Летчица промолчала, но в глазах ее не было слез.
Вернувшись в кресло, Никонов положил на стол PDA, после чего обратился к Сергею:
– Теперь к делу. Информация, записанная на этом устройстве, была перехвачена аналитиками сегодня, в два ночи по Гринвичу. В силу сложившихся обстоятельств, вы первыми узнаете о кардинальном изменении военно-политической обстановки.
Нестерова насторожилась, задала осторожный вопрос:
– Информация из Союза?
– Да.
Никонов щелкнул по клавиатуре компактного устройства, в динамиках PDA раздался незнакомый вибрирующий голос:
– Сегодня в шесть утра… Неожиданное начало для военной оппозиции…. Трудно сказать откуда… были получены компрометирующие документы… Источник их остается неизвестным… Враждебная информация… Потребовали поддержки армии и флота в развернувшемся конфликте…. Отступление от норм международного права… Отказался признавать причастность к коррупции… Компромат на адмирала Советского флота… Отрицая вину за… Президент Каюров выступил с официальным сообщением, но центральный комитет… Отказались поддержать правительство…. Молодые офицеры сформировали комитет альтернативного действия, не подчиняющийся приказам генераль… Введены войска… Стычки и демонстрации на улицах и площадях столицы… перестрелкой на Триумфальной… Беспорядки распространяются по Москве, ими охвачены… Районы города… На Садовом кольце горят танки… Звуки выстрелов… Чрезвычайное положение… соблюдение дисциплины!
Никонов отключил устройство и посмотрел на друзей. Ольга молчала. Сергей поставил кружку на стол и изумленно спросил:
– Вы думаете, в Москве путч?
– Похоже на то, – согласился с полковником Никонов. – Все из-за нас началось. Мы стали детонатором конфликта. Пламя гнева рвануло до небес, да так, что теперь не погасишь! Для нас это значит одно – помощь к нам не придет.

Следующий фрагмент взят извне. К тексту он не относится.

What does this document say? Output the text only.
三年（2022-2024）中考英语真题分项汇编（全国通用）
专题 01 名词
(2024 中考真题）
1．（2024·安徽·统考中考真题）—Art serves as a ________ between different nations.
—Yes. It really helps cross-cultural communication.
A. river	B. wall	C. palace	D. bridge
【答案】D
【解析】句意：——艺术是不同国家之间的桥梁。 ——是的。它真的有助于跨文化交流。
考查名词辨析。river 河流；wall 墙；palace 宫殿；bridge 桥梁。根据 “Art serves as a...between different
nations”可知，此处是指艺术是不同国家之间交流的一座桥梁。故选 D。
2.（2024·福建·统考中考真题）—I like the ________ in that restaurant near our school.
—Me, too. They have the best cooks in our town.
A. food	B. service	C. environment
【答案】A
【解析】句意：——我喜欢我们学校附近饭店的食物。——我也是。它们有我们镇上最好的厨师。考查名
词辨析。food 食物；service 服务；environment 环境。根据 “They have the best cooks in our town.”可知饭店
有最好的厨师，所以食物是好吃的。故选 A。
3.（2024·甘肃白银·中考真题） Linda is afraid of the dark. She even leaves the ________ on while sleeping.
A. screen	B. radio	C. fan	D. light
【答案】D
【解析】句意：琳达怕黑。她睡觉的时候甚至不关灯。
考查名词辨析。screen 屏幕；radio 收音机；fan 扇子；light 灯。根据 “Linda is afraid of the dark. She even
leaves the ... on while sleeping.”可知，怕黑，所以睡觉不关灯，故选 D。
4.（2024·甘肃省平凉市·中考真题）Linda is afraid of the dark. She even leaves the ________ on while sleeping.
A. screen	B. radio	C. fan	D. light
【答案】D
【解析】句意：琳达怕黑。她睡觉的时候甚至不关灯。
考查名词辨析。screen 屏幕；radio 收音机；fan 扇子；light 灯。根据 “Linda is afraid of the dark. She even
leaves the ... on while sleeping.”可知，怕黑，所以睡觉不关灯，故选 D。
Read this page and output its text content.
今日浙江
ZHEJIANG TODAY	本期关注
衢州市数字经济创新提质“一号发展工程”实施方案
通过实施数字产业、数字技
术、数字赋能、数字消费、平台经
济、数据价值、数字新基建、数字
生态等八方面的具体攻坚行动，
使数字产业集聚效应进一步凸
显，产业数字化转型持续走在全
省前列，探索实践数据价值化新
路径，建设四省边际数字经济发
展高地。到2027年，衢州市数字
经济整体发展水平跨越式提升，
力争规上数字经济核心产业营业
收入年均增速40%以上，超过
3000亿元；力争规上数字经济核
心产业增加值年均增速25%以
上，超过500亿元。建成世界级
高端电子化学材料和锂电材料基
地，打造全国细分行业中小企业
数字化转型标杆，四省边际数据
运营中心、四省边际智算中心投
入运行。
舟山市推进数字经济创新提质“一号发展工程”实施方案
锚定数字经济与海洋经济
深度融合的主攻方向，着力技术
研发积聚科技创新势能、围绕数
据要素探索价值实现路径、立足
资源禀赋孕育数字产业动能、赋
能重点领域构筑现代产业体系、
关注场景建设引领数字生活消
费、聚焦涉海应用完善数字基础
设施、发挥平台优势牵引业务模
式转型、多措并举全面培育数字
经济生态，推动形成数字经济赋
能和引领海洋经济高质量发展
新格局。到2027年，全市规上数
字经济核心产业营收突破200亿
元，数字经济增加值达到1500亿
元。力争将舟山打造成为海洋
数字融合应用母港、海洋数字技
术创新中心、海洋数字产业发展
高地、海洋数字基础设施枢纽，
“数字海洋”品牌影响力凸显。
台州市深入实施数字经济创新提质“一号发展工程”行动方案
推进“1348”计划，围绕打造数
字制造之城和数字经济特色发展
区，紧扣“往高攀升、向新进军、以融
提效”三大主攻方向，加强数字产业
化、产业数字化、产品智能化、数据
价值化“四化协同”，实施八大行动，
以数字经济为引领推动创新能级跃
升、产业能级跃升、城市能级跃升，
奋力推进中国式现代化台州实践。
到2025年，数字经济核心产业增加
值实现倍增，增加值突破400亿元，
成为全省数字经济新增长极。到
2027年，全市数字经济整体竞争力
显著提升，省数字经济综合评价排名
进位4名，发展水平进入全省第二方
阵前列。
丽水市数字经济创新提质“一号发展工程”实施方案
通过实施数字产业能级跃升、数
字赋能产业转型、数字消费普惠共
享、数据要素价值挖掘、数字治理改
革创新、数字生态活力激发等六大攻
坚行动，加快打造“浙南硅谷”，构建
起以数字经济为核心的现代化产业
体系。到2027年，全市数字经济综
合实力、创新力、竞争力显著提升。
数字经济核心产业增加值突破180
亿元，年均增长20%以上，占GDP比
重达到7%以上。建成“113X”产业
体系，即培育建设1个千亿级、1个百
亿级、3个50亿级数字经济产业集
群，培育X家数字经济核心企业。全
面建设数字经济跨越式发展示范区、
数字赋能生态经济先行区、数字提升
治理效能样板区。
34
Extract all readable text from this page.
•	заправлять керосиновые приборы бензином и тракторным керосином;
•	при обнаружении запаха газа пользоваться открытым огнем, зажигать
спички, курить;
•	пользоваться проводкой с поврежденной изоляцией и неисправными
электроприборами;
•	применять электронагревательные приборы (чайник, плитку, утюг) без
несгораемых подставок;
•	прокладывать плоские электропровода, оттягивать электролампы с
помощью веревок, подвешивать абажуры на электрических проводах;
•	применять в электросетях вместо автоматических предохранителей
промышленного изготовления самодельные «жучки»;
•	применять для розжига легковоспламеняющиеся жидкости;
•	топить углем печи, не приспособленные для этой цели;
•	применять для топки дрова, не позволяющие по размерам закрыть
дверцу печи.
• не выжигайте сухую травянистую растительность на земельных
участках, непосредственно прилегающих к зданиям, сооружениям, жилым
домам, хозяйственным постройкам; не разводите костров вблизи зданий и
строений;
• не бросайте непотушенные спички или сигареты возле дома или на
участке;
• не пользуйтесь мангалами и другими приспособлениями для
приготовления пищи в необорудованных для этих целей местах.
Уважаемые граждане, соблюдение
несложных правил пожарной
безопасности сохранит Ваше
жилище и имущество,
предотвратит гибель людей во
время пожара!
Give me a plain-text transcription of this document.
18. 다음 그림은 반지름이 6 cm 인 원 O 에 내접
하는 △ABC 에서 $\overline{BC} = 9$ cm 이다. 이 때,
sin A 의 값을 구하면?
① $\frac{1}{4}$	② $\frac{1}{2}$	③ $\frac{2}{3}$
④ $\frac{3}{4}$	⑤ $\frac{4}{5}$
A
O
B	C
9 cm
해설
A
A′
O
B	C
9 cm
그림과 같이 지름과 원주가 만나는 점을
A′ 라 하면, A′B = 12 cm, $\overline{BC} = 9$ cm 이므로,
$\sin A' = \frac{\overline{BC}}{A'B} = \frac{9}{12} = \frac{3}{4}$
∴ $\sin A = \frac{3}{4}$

– Типичная каюровская тактика, – цинично произнесла Нестерова. – Мавр сделал свое дело, мавр может уходить.
Никонов бросил на столешницу стопку разведывательных отчетов.
– «Норфолк» продолжает движение к острову. Атака тяжелых бомбардировщиков не принесла сколько-нибудь заметных результатов. Цель была поражена единственной ракетой, второго попадания не было!
Подводные лодки, блокировавшие западное направление, выйти в атаку не смогли, им помешало усиленное охранение конвоя. Удар крылатыми ракетами цель не поразил, поскольку снаряды были перехвачены на подлете к вертолетоносцу. Завтра утром американцы выбросят на остров вторую волну десанта, усиленную ударными вертолетами и тяжелой техникой, а значит, город мы не удержим.
– Катков знает, что ситуация изменилась?
Никонов раскурил сигарету.
– Он в курсе. Ругается, как черт, но понимает, что отступить придется. В боях за Тренделаг первый танковый полк потерял 65 % тяжелой техники. Потери в живой силе уточняются, но они велики. Без внешней помощи остров мы не удержим. Не хватит ни сил, ни техники, ни людей. Мы истощены, деремся одной рукой, да и то – левой.
Генерал тяжело вздохнул, плеснул в чашку горячего кипятку.
– Мы покинем Бернадотт, но при этом нанесем противнику сильнейшее информационное поражение. Поражение такой силы, от которого САСШ и ООН будут оправляться долгие годы. Их мировой статус будет скомпрометирован до такой степени, что другие страны сто раз подумают, стоит ли иметь дело с подобными союзниками.